The distribution of disease in our cohort mirrors the known predilection of Crohn's disease for the distal small bowel: the terminal ileum and ileal/proximal ileal segments were the most frequently involved sites, with only a single case of isolated jejunal disease. This pattern is in keeping with the enterographic manifestations of small bowel Crohn disease described by Tolan et al. and others [1,6]. Mural thickening was a central finding, with a mean wall thickness of 5.4 mm and thickening beyond the normal 3 mm threshold in the majority of abnormal studies; bowel wall thickness is a well-recognised and reproducible MRE marker of disease and, together with mural hyperenhancement, correlates with activity [18,20].
Ancillary signs of active inflammation, including the comb sign and skip lesions, were identified in 7.6% of patients, and extensive segmental involvement (>10 cm) was common—features that carry implications for disease severity and management. The ability of MRE to depict such transmural and extramural changes, along with strictures, lymphadenopathy and other complications, is a key advantage over endoscopic techniques, which are limited to the mucosal surface [17,19]. A particular strength of MRE, repeatedly emphasised in the literature, is its capacity to distinguish active inflammatory strictures from fibrotic ones—a distinction that directly influences the choice between medical and surgical management [3].
Compared with CT enterography, MRE offers equivalent depiction of mural and extramural disease while avoiding ionising radiation, an advantage of particular importance in young patients and in those with chronic relapsing disease who require repeated follow-up [10,17]. The addition of diffusion-weighted imaging and dynamic contrast enhancement improves sensitivity for active inflammation, while cine sequences add a functional assessment of bowel motility that is not available with other cross-sectional techniques [14]. Reported sensitivities and specificities for MRE in detecting active small bowel inflammation are of the order of 80–90% in the published literature [17,20], and our high yield of clinically relevant findings is consistent with that experience.

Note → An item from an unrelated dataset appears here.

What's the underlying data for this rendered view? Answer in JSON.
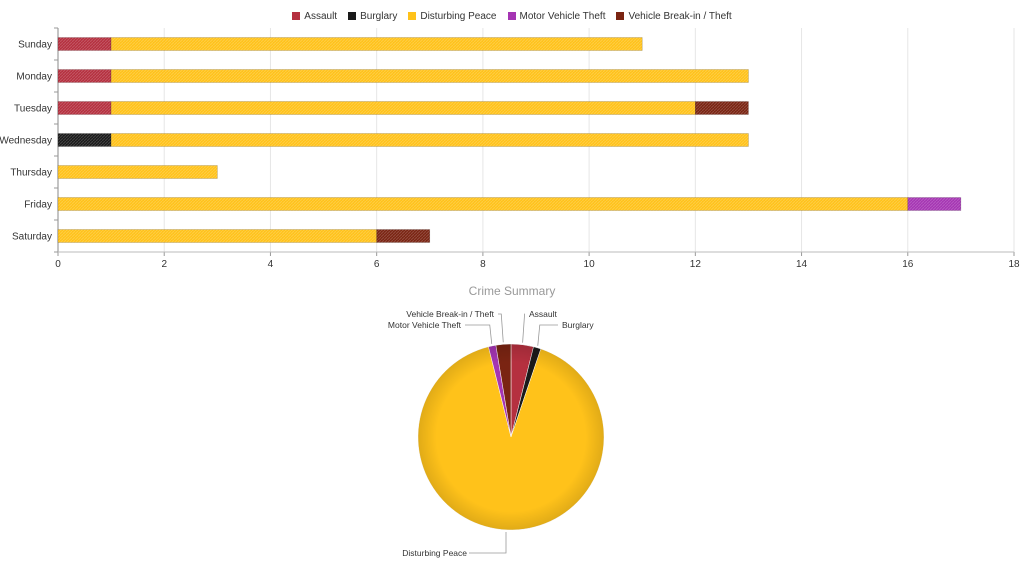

This study has limitations. It was a single-centre observational study with a modest sample size, and the descriptive design precludes formal calculation of diagnostic accuracy against a uniform reference standard in the present analysis. MRE also has recognised limitations—longer acquisition times with susceptibility to motion artefact, dependence on adequate bowel distension, limited depiction of superficial mucosal lesions relative to endoscopy, higher cost and limited availability—which should be considered when selecting the modality [20,23]. Larger multicentre studies with systematic histopathological correlation would further define the diagnostic performance of MRE across the range of small bowel pathologies.
MR enterography is a valuable, non-invasive and radiation-free imaging modality for the evaluation of small bowel disease. In this cohort it yielded clinically relevant abnormal findings in the majority of patients presenting with suspected small bowel pathology, most commonly involving the terminal ileum, and reliably depicted mural thickening, the extent of involvement and ancillary signs of active inflammation. With its superior soft-tissue contrast, multiplanar and functional (cine) capabilities, and freedom from ionising radiation, MRE is well suited both to initial diagnosis and to longitudinal monitoring of small bowel disease, particularly inflammatory bowel disease, and its role in gastrointestinal radiology is likely to continue to expand.
DECLARATIONS
Ethics approval and consent: The study was approved by the institutional ethics committee; written informed consent was obtained from all participants.
Conflicts of interest: The authors declare no conflicts of interest.
Funding: This research received no specific grant from any funding agency.